はっはっ、と息を切らしながら、舗装された夜道をマッティア、モーリーの2人は駆けていた。街灯はすべて機能を失っている。星明かりと胸部に取り付けたライトがなければ、移動することもままならなかっただろう。
『しばらく道なりに進んでください』
装着したイヤホンから声が届く。
「オーケー。後ろは?」
先行するマッティアは尋ねた。
「遠くの方まではよく見えませんが、今のところは何も向かって来ていないと思います」
スピードをほとんど落とさず、モーリーは器用に後方を確認して答えた。装備がガチャガチャと音を立てる。
「急ごう」
一緒に行動していたはずのアキラが姿を消していることに気が付いたのはつい先ほどのことだ。無事でいてほしいが、恐らくは 口にはしなかったものの、2人はそれを理解していた。ロストした仲間の心配をするのは後だ。今はミッションを完遂し情報を持ち帰らなくてはならない。本部が把握している以上に、このネクサスは深刻な事態になっている。
「アメリア、回収ポイントまではあとどれくらいだ?」
マッティアはマイクに声を入れる。
『今のペースなら、およそ15分程だと思います』
イヤホンからはそう返ってきた。異常事態の真っ只中、2人が比較的冷静でいられるのはこの声によるところが大きい。完全に孤立しているわけではないという認識は、何よりも強力な精神安定剤となっていた。重い装備を抱えた状態でのマラソンは2人の身体に大きな疲労をもたらしていたが、もう少しの距離だとわかると、心なしか身体に力が湧いてくるようだった。

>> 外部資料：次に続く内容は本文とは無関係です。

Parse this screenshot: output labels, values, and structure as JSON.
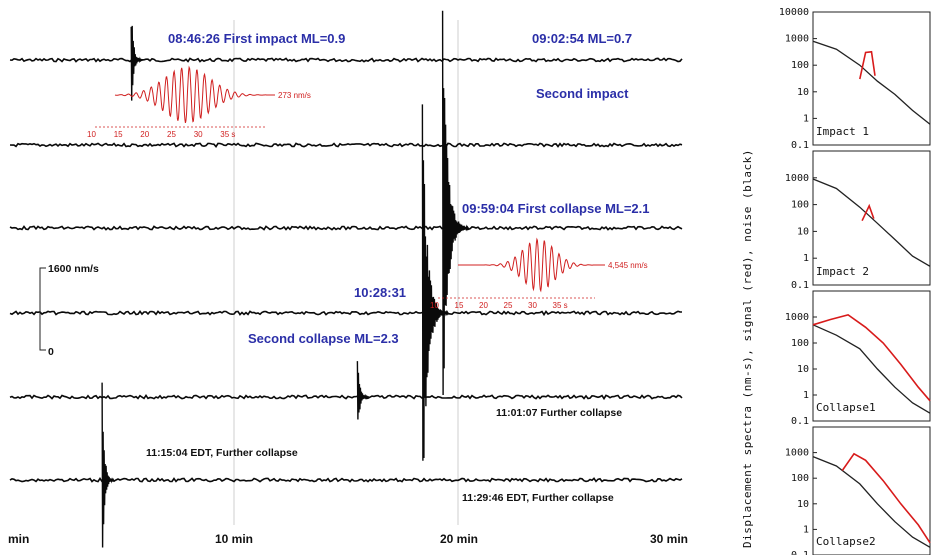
{
  "chart_data": [
    {
      "type": "line",
      "x_unit": "min",
      "xlim": [
        0,
        30
      ],
      "x_ticks": [
        {
          "value": 0,
          "label": "min"
        },
        {
          "value": 10,
          "label": "10 min"
        },
        {
          "value": 20,
          "label": "20 min"
        },
        {
          "value": 30,
          "label": "30 min"
        }
      ],
      "grid": "vertical lines at 10 and 20 min",
      "scale_bar": {
        "top_label": "1600 nm/s",
        "bottom_label": "0"
      },
      "traces": [
        {
          "start": "08:46:26",
          "events": [
            {
              "x": 5.5,
              "amp": 0.25
            }
          ],
          "labels": [
            {
              "text": "08:46:26 First impact ML=0.9"
            },
            {
              "text": "09:02:54 ML=0.7"
            }
          ]
        },
        {
          "events": [],
          "labels": [
            {
              "text": "Second impact"
            }
          ]
        },
        {
          "events": [
            {
              "x": 19.4,
              "amp": 1.0
            }
          ],
          "labels": [
            {
              "text": "09:59:04 First collapse ML=2.1"
            }
          ]
        },
        {
          "events": [
            {
              "x": 18.5,
              "amp": 1.0
            }
          ],
          "labels": [
            {
              "text": "10:28:31"
            },
            {
              "text": "Second collapse ML=2.3"
            }
          ]
        },
        {
          "events": [
            {
              "x": 15.6,
              "amp": 0.2
            }
          ],
          "labels": [
            {
              "text": "11:01:07 Further collapse"
            }
          ]
        },
        {
          "events": [
            {
              "x": 4.2,
              "amp": 0.45
            }
          ],
          "labels": [
            {
              "text": "11:15:04 EDT, Further collapse"
            },
            {
              "text": "11:29:46 EDT, Further collapse"
            }
          ]
        }
      ],
      "insets": [
        {
          "name": "impact",
          "peak_label": "273 nm/s",
          "time_ticks": [
            "10",
            "15",
            "20",
            "25",
            "30",
            "35 s"
          ]
        },
        {
          "name": "collapse",
          "peak_label": "4,545 nm/s",
          "time_ticks": [
            "10",
            "15",
            "20",
            "25",
            "30",
            "35 s"
          ]
        }
      ]
    },
    {
      "type": "line",
      "ylabel": "Displacement spectra (nm-s), signal (red), noise (black)",
      "y_scale": "log",
      "ylim": [
        0.1,
        10000
      ],
      "y_ticks": [
        "10000",
        "1000",
        "100",
        "10",
        "1",
        "0.1"
      ],
      "panels": [
        {
          "name": "Impact 1",
          "noise": [
            [
              0,
              800
            ],
            [
              0.2,
              400
            ],
            [
              0.4,
              100
            ],
            [
              0.55,
              25
            ],
            [
              0.7,
              8
            ],
            [
              0.85,
              2
            ],
            [
              1,
              0.6
            ]
          ],
          "signal": [
            [
              0.4,
              30
            ],
            [
              0.45,
              300
            ],
            [
              0.5,
              320
            ],
            [
              0.53,
              40
            ]
          ]
        },
        {
          "name": "Impact 2",
          "noise": [
            [
              0,
              900
            ],
            [
              0.2,
              400
            ],
            [
              0.4,
              80
            ],
            [
              0.55,
              20
            ],
            [
              0.7,
              5
            ],
            [
              0.85,
              1.2
            ],
            [
              1,
              0.5
            ]
          ],
          "signal": [
            [
              0.42,
              25
            ],
            [
              0.48,
              90
            ],
            [
              0.52,
              30
            ]
          ]
        },
        {
          "name": "Collapse1",
          "noise": [
            [
              0,
              500
            ],
            [
              0.2,
              200
            ],
            [
              0.4,
              60
            ],
            [
              0.55,
              10
            ],
            [
              0.7,
              2
            ],
            [
              0.85,
              0.5
            ],
            [
              1,
              0.2
            ]
          ],
          "signal": [
            [
              0,
              500
            ],
            [
              0.15,
              800
            ],
            [
              0.3,
              1200
            ],
            [
              0.45,
              400
            ],
            [
              0.6,
              100
            ],
            [
              0.75,
              15
            ],
            [
              0.9,
              2
            ],
            [
              1,
              0.6
            ]
          ]
        },
        {
          "name": "Collapse2",
          "noise": [
            [
              0,
              700
            ],
            [
              0.2,
              300
            ],
            [
              0.4,
              60
            ],
            [
              0.55,
              10
            ],
            [
              0.7,
              2
            ],
            [
              0.85,
              0.5
            ],
            [
              1,
              0.2
            ]
          ],
          "signal": [
            [
              0.25,
              200
            ],
            [
              0.35,
              900
            ],
            [
              0.45,
              500
            ],
            [
              0.6,
              80
            ],
            [
              0.75,
              10
            ],
            [
              0.9,
              1.5
            ],
            [
              1,
              0.3
            ]
          ]
        }
      ]
    }
  ]
}
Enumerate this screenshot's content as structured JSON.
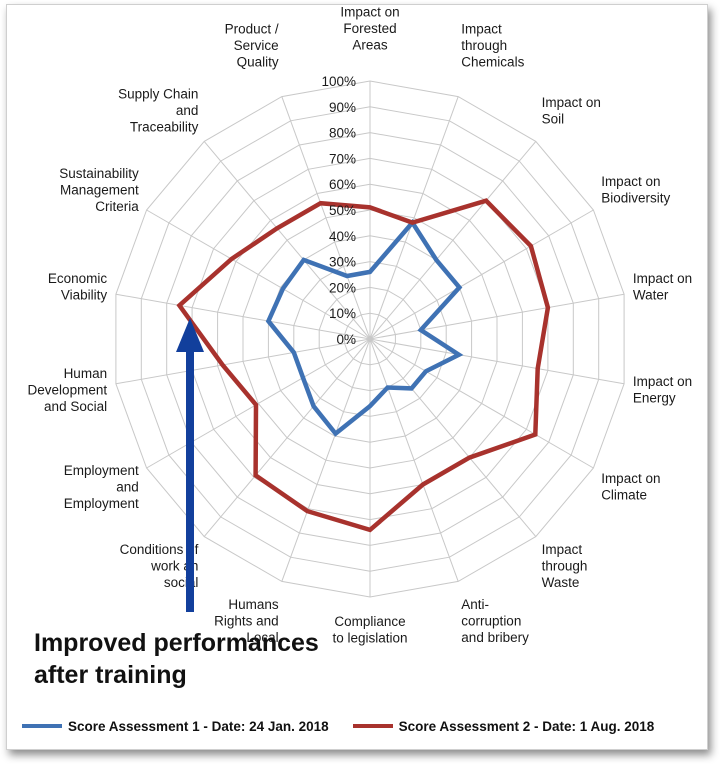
{
  "chart_data": {
    "type": "radar",
    "axes": [
      "Impact on\nForested\nAreas",
      "Impact\nthrough\nChemicals",
      "Impact on\nSoil",
      "Impact on\nBiodiversity",
      "Impact on\nWater",
      "Impact on\nEnergy",
      "Impact on\nClimate",
      "Impact\nthrough\nWaste",
      "Anti-\ncorruption\nand bribery",
      "Compliance\nto legislation",
      "Humans\nRights and\nLocal",
      "Conditions of\nwork an\nsocial",
      "Employment\nand\nEmployment",
      "Human\nDevelopment\nand Social",
      "Economic\nViability",
      "Sustainability\nManagement\nCriteria",
      "Supply Chain\nand\nTraceability",
      "Product /\nService\nQuality"
    ],
    "scale_ticks": [
      "0%",
      "10%",
      "20%",
      "30%",
      "40%",
      "50%",
      "60%",
      "70%",
      "80%",
      "90%",
      "100%"
    ],
    "range": [
      0,
      100
    ],
    "series": [
      {
        "name": "Score Assessment 1 - Date: 24 Jan. 2018",
        "color": "#3f72b4",
        "values": [
          26,
          48,
          40,
          40,
          20,
          35,
          25,
          25,
          20,
          26,
          39,
          34,
          30,
          30,
          40,
          39,
          40,
          26
        ]
      },
      {
        "name": "Score Assessment 2 - Date: 1 Aug. 2018",
        "color": "#a8322d",
        "values": [
          51,
          48,
          70,
          72,
          70,
          66,
          74,
          60,
          60,
          74,
          71,
          69,
          51,
          58,
          75,
          62,
          56,
          56
        ]
      }
    ]
  },
  "annotation": {
    "line1": "Improved performances",
    "line2": "after training",
    "arrow_color": "#123f9c"
  },
  "legend": [
    {
      "label": "Score Assessment 1 - Date: 24 Jan. 2018",
      "color": "#3f72b4"
    },
    {
      "label": "Score Assessment 2 - Date: 1 Aug. 2018",
      "color": "#a8322d"
    }
  ]
}
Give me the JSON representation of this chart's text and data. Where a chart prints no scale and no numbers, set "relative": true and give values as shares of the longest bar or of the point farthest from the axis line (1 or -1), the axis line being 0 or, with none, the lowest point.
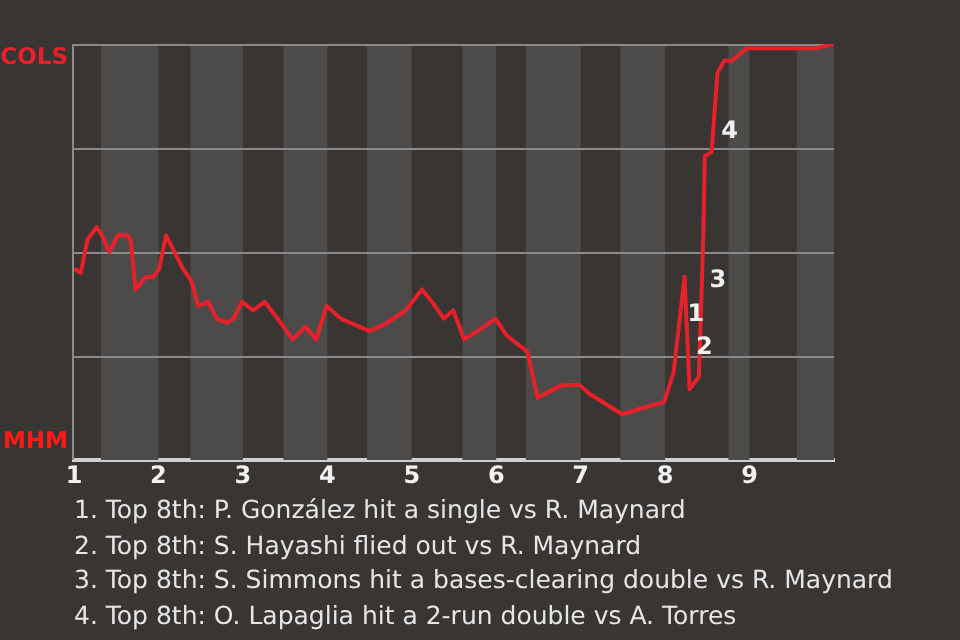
{
  "chart_data": {
    "type": "line",
    "x": [
      1.0,
      1.08,
      1.16,
      1.27,
      1.33,
      1.42,
      1.52,
      1.63,
      1.67,
      1.73,
      1.85,
      1.94,
      2.01,
      2.09,
      2.19,
      2.29,
      2.39,
      2.47,
      2.59,
      2.69,
      2.81,
      2.89,
      2.99,
      3.12,
      3.26,
      3.41,
      3.59,
      3.74,
      3.87,
      3.99,
      4.16,
      4.38,
      4.51,
      4.71,
      4.93,
      5.12,
      5.24,
      5.38,
      5.49,
      5.62,
      5.78,
      5.99,
      6.12,
      6.37,
      6.49,
      6.78,
      6.99,
      7.1,
      7.49,
      7.99,
      8.1,
      8.23,
      8.29,
      8.4,
      8.45,
      8.47,
      8.55,
      8.62,
      8.7,
      8.79,
      8.97,
      9.59,
      9.79,
      10
    ],
    "series": [
      {
        "color": "#e8202a",
        "values": [
          0.46,
          0.45,
          0.53,
          0.56,
          0.54,
          0.5,
          0.54,
          0.54,
          0.53,
          0.41,
          0.44,
          0.44,
          0.46,
          0.54,
          0.5,
          0.46,
          0.43,
          0.37,
          0.38,
          0.34,
          0.33,
          0.34,
          0.38,
          0.36,
          0.38,
          0.34,
          0.29,
          0.32,
          0.29,
          0.37,
          0.34,
          0.32,
          0.31,
          0.33,
          0.36,
          0.41,
          0.38,
          0.34,
          0.36,
          0.29,
          0.31,
          0.34,
          0.3,
          0.26,
          0.15,
          0.18,
          0.18,
          0.16,
          0.11,
          0.14,
          0.21,
          0.44,
          0.17,
          0.2,
          0.52,
          0.73,
          0.74,
          0.93,
          0.96,
          0.96,
          0.99,
          0.99,
          0.99,
          1.0
        ]
      }
    ],
    "relative": true,
    "xlim": [
      1,
      10
    ],
    "xticks": [
      1,
      2,
      3,
      4,
      5,
      6,
      7,
      8,
      9
    ],
    "marker": "none",
    "line_style": "solid",
    "ref_lines": [
      {
        "axis": "y",
        "value": 0.25,
        "color": "#8a8a8a"
      },
      {
        "axis": "y",
        "value": 0.5,
        "color": "#8a8a8a"
      },
      {
        "axis": "y",
        "value": 0.75,
        "color": "#8a8a8a"
      },
      {
        "axis": "y",
        "value": 1,
        "color": "#8a8a8a"
      }
    ],
    "bands": [
      {
        "axis": "x",
        "from": 1.32,
        "to": 2,
        "color": "#4d4b49"
      },
      {
        "axis": "x",
        "from": 2.38,
        "to": 3,
        "color": "#4d4b49"
      },
      {
        "axis": "x",
        "from": 3.48,
        "to": 4,
        "color": "#4d4b49"
      },
      {
        "axis": "x",
        "from": 4.47,
        "to": 5,
        "color": "#4d4b49"
      },
      {
        "axis": "x",
        "from": 5.6,
        "to": 6,
        "color": "#4d4b49"
      },
      {
        "axis": "x",
        "from": 6.35,
        "to": 7,
        "color": "#4d4b49"
      },
      {
        "axis": "x",
        "from": 7.47,
        "to": 8,
        "color": "#4d4b49"
      },
      {
        "axis": "x",
        "from": 8.75,
        "to": 9,
        "color": "#4d4b49"
      },
      {
        "axis": "x",
        "from": 9.56,
        "to": 10,
        "color": "#4d4b49"
      }
    ],
    "annotations": [
      "COLS",
      "MHM",
      {
        "text": "1",
        "x": 8.17,
        "y": 0.35
      },
      {
        "text": "2",
        "x": 8.27,
        "y": 0.27
      },
      {
        "text": "3",
        "x": 8.43,
        "y": 0.43
      },
      {
        "text": "4",
        "x": 8.57,
        "y": 0.79
      },
      "1. Top 8th: P. González hit a single vs R. Maynard",
      "2. Top 8th: S. Hayashi flied out vs R. Maynard",
      "3. Top 8th: S. Simmons hit a bases-clearing double vs R. Maynard",
      "4. Top 8th: O. Lapaglia hit a 2-run double vs A. Torres"
    ]
  }
}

「わかった。すぐにヘリを飛ばせるように準備してくれ。できる限り急いで向かう」
『了解しました。レンジャーにそう伝えます』
先ほどの情報がちょっとした気の緩みにつながったのかもしれない。
「あ……3人の通信は?」
思わず口から出た言葉に、しまった、とモーリーは感じた。もし仮に彼らが無事だとしたらどうする?今から引き返すのか? 無理に決まっている。どのような返答が返ってきたとしても、結局のところは士気が下がるだけなのだ。
『ニコラスとオスカーの信号は確認できていますが、依然サイト81XX内から動いていないようです。通信は繋がりません。アキラの方は信号を確認できません。通信も同様です』
聞くまでもなく、理解できていた答えだ。
「わかった。ありがとう」
黙り込むモーリーの代わりに、マッティアはシンプルにそう返した。
『突き当たりを左折してください』
「了解。もうそろそろか?ヘリが降りられる敷地があるようには見えないが」
そのまま走り続けておよそ10分ほど経過した頃、マッティアは再び尋ねた。
『はい。入り組んでいる道の奥の方に広場があり、そこに着陸させています。かなり近くまで行かないと見えないと思います。近くまで来たら教えてください。明かりを点けさせます』
「了解した」
もうすぐだ。ここまで、肉体的にも精神的にもかなりの負荷がかかっている。特にモーリーはかなりまいっているだろう。彼女はここまでの事態を経験したことはなかったはずだ。しばしばモーリーに声をかけながら、マッティアは走り続けた。
『もうかなり近くに来ている筈です』
少し進むと、イヤホンから声が入った。
『大きな木のある建物が目印になると思います。その辺りから見えませんか?』
「木?」
マッティアは聞き返しながら、辺りを見回した。
「ありました。おそらくあちらの建物です、隊長」
モーリーがある方向を示す。それは少し大きな、2階建ての木造の建物のように見えた。
『敷地に入ったら裏手へ回ってください。その後こちらでライトを点けます。 お待ちしておりますね。お気をつけて』
これまでルート案内に徹していた声は、わずかに感情的な言葉を漏らした。
「すぐに向かう。モーリー、警戒を緩めるなよ」
マッティアは言った。
「はい」
モーリーは小さく、はっきりとした声で返事をした。
「到着した。ライトをお願い」
モーリーがマイクに声を入れたが、イヤホンからの応答はない。
「アメリア?応答を」
通信トラブルだろうか?近くにいるのであれば、少し辺りを見て回ろうか そうマッティアが考えた頃、イヤホンからノイズが入った。そして、ノイズの向こうから声が聞こえてくる。
『 答してください。聞こえますか?隊長、応答してください』
アメリアの声だった。
「こちらマッティア。問題ない。聞こえている」
『ああ隊長!聞こえます、こちらアメリア。良かった、無事だったんですね。現在地を教えてください。すぐに救援を向かわせます』
2人は通信の向こうのアメリアの声に違和感を覚えた。まるでしばらく通信が繋がっていなかったかのような
「待てアメリア、それは 」
通信は再び切れた。
アメリアがマッティアの声を聞いたのは、これが最後だった。